You’re really not supposed to outright say that rural White MAGA voters — the “people of the land” — are deplorable racist dunderheads. You’re supposed to be respectful. But Blazing Saddles,” 50 years ago, said that treating racists with respect is BS.
Got it. The writer is operating as if the only racists to be found are right-of-center individuals. We just have to bypass the current wave of anti-semitism seen in this country that is largely deriving from the left. We'd also need to overlook examples of journalists insulting black conservatives as “Uncle Toms” and promoting white supremacy.
Also needed is pretending that the Democrats are not currently led by a man who said if blacks did not vote for him they were not truly black, and who once stated, “Poor kids are just as bright as white kids.” Biden’s blatant racism has been on display for years, but pretending otherwise displays sheer desperation.
We also have to ignore Noah Berlatsky reiterating his prejudicial assumption that MAGA right-wing conservatives are all racists who are too stupid to realize supporting “Blazing Saddles” is foolish because they are the very targets of the Mel Brooks attack on racism.

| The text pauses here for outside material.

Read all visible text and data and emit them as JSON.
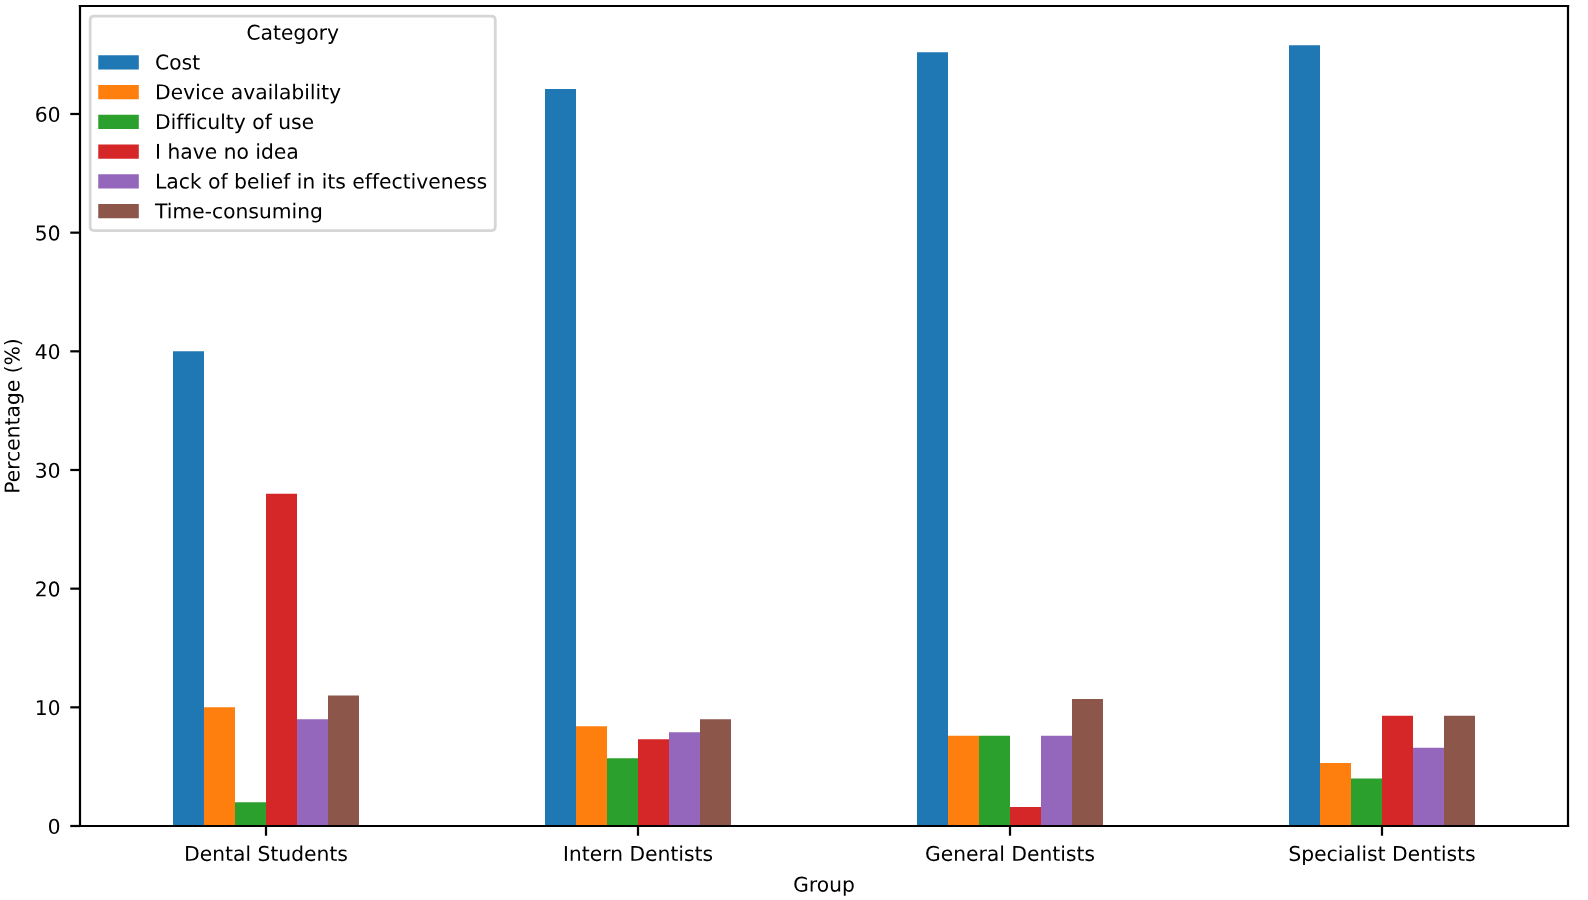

If a movie like Brooks’ masterpiece were made today, the left would love it. It’s the right who would recognize, slowly and dimly, that they were being insulted, and howl in rage — as, hopefully, they will howl after reading this article. The best way to honor “Blazing Saddles” is to offend some racists.
Sure, Noah. We have seen where classic novels such as “Tom Sawyer” and “To Kill A Mockingbird” have become banished because of the use of the “N-word,” but it is the right who are supposedly the hyper-sensitive parties in this. Look at who has been on the crusades against comedians Dave Chapelle and Ricky Gervais in recent years; they have been targeted by left-wing hyper-sensitive activists.
The humor here is in the way Berlatsky has to paint people with a prejudicial paint roller in order to avoid the fundamental fact that leftists have been the ones on a crusade to police humor. Just ask the creator of “Blazing Saddles”; he told you that very fact.